Emergence of the minority hole with high mobility on the electrical transport in the Fe-pnictides Ba(Fe$_{1-x}$Mn$_x$As)$_2$

TL;DR

This study reveals that Mn doping in Ba(Fe$_{1-x}$Mn$_x$As)$_2$ induces high-mobility minority holes through a spin density wave transition, contrasting with other doping methods that lead to superconductivity.

Contribution

It demonstrates that Mn doping generates high-mobility minority holes via SDW transition, differing from other hole-doping mechanisms in Fe pnictides.

Findings

Minority holes with high mobility are generated by Mn doping.

The original majority carriers are negligibly affected by Mn doping.

Hole doping mechanism in Mn-doped BaFeAs differs from other superconducting Fe pnictides.

Abstract

In Fe pnictide (Pn) superconducting materials, neither Mn- nor Cr- doping to the Fe site induces superconductivity, even though hole carriers are generated. This is in strong contrast with the superconductivity appearing when holes are introduced by alkali metal substitution on the insulating blocking layers.
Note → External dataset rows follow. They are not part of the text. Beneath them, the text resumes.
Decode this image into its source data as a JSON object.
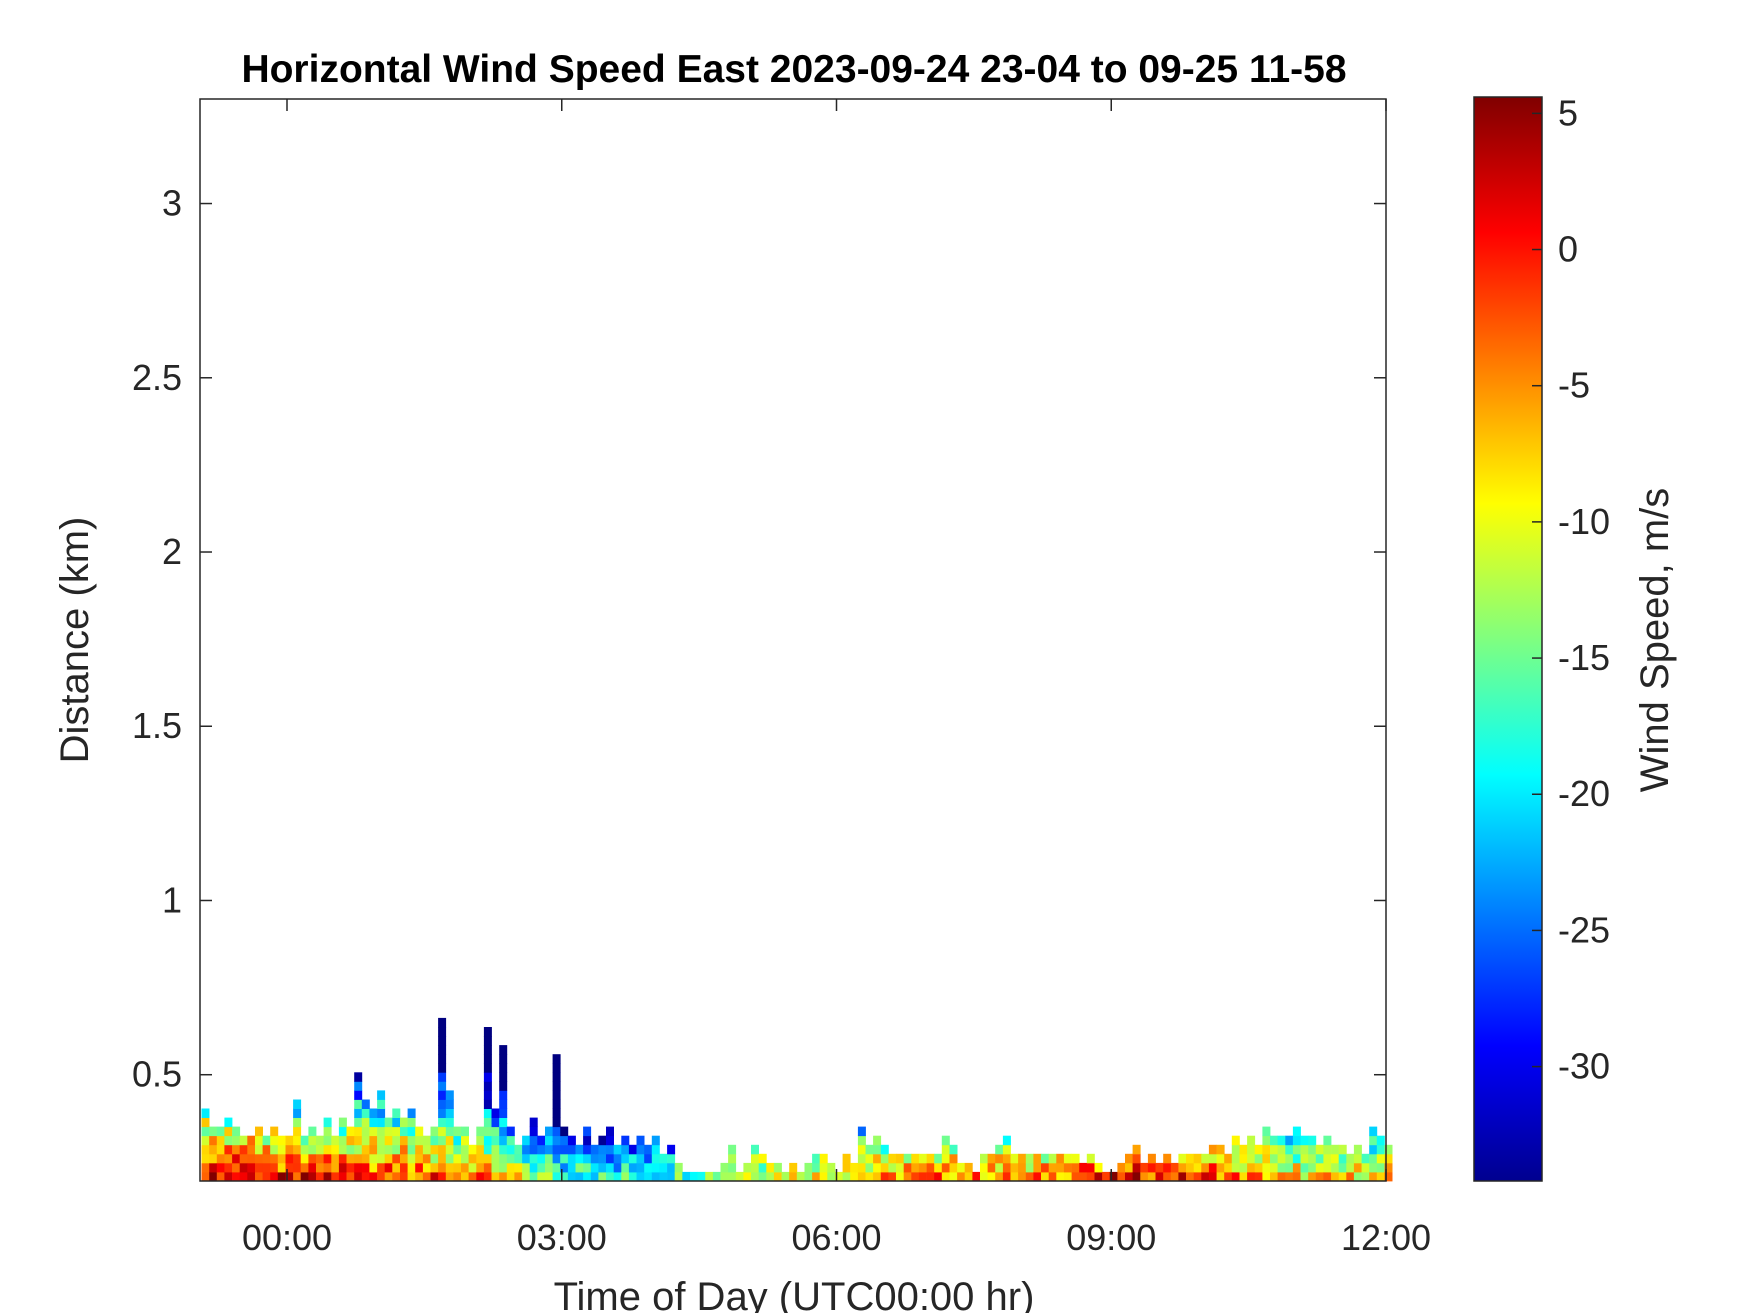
{
  "chart_data": {
    "type": "heatmap",
    "title": "Horizontal Wind Speed East 2023-09-24 23-04 to 09-25 11-58",
    "xlabel": "Time of Day (UTC00:00 hr)",
    "ylabel": "Distance (km)",
    "colorbar_label": "Wind Speed, m/s",
    "colormap": "jet",
    "xlim_hours": [
      -0.95,
      12.0
    ],
    "ylim_km": [
      0.195,
      3.3
    ],
    "clim": [
      -34.2,
      5.6
    ],
    "xticks": [
      {
        "v": 0,
        "label": "00:00"
      },
      {
        "v": 3,
        "label": "03:00"
      },
      {
        "v": 6,
        "label": "06:00"
      },
      {
        "v": 9,
        "label": "09:00"
      },
      {
        "v": 12,
        "label": "12:00"
      }
    ],
    "yticks": [
      {
        "v": 0.5,
        "label": "0.5"
      },
      {
        "v": 1,
        "label": "1"
      },
      {
        "v": 1.5,
        "label": "1.5"
      },
      {
        "v": 2,
        "label": "2"
      },
      {
        "v": 2.5,
        "label": "2.5"
      },
      {
        "v": 3,
        "label": "3"
      }
    ],
    "cticks": [
      {
        "v": 5,
        "label": "5"
      },
      {
        "v": 0,
        "label": "0"
      },
      {
        "v": -5,
        "label": "-5"
      },
      {
        "v": -10,
        "label": "-10"
      },
      {
        "v": -15,
        "label": "-15"
      },
      {
        "v": -20,
        "label": "-20"
      },
      {
        "v": -25,
        "label": "-25"
      },
      {
        "v": -30,
        "label": "-30"
      }
    ],
    "grid": false,
    "cells": {
      "start_hour": -0.9333,
      "step_minutes": 5,
      "bottom_km": 0.195,
      "row_km": 0.026,
      "rows_per_column": [
        8,
        6,
        6,
        7,
        6,
        5,
        5,
        6,
        5,
        6,
        5,
        5,
        9,
        5,
        6,
        5,
        7,
        5,
        7,
        6,
        12,
        9,
        8,
        10,
        7,
        8,
        7,
        8,
        6,
        5,
        6,
        18,
        10,
        6,
        6,
        4,
        6,
        17,
        8,
        15,
        6,
        4,
        5,
        7,
        5,
        6,
        14,
        6,
        5,
        4,
        6,
        4,
        5,
        6,
        4,
        5,
        4,
        5,
        4,
        5,
        3,
        4,
        2,
        1,
        1,
        1,
        1,
        1,
        2,
        4,
        1,
        2,
        4,
        3,
        2,
        2,
        1,
        2,
        1,
        2,
        3,
        3,
        2,
        1,
        3,
        2,
        6,
        4,
        5,
        4,
        3,
        3,
        3,
        3,
        3,
        3,
        3,
        5,
        4,
        2,
        2,
        1,
        3,
        3,
        4,
        5,
        3,
        3,
        3,
        3,
        3,
        3,
        3,
        3,
        3,
        2,
        3,
        2,
        1,
        1,
        2,
        3,
        4,
        2,
        3,
        2,
        3,
        2,
        3,
        3,
        3,
        3,
        4,
        4,
        3,
        5,
        4,
        5,
        4,
        6,
        5,
        5,
        5,
        6,
        5,
        5,
        4,
        5,
        4,
        4,
        3,
        4,
        3,
        6,
        5,
        4
      ],
      "hourly_surface_speed": [
        3,
        0,
        -1,
        -4,
        -17,
        -18,
        -9,
        -8,
        -4,
        -6,
        0,
        -1,
        -8,
        -8
      ],
      "speed_decrease_per_row": 2.6
    }
  }
}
We investigate in detail the effects of Mn doping on magneto-transport properties in Ba(Fe$_{1-x}$Mn$_x$As)$_2$ for elucidating the intrinsic reason. The negative Hall coefficient for $x$ = 0 estimated in the low magnetic field ($B$) regime gradually increases as $x$ increases, and its sign changes to a positive one at $x$ = 0.020. Hall resistivities as well as simultaneous interpretation using the magnetoconductivity tensor including both longitudinal and transverse transport components clarify that minority holes with high mobility are generated by the Mn doping via spin density wave (SDW) transition at low temperatures, while original majority electrons and holes residing in the parabolic-like Fermi surfaces (FSs) of the semimetallic Ba(FeAs)$_2$ are negligibly affected. Present results indicate that the mechanism of hole doping in Ba(Fe$_{1-x}$Mn$_x$As)$_2$ is greatly different from that of the other superconducting FePns family.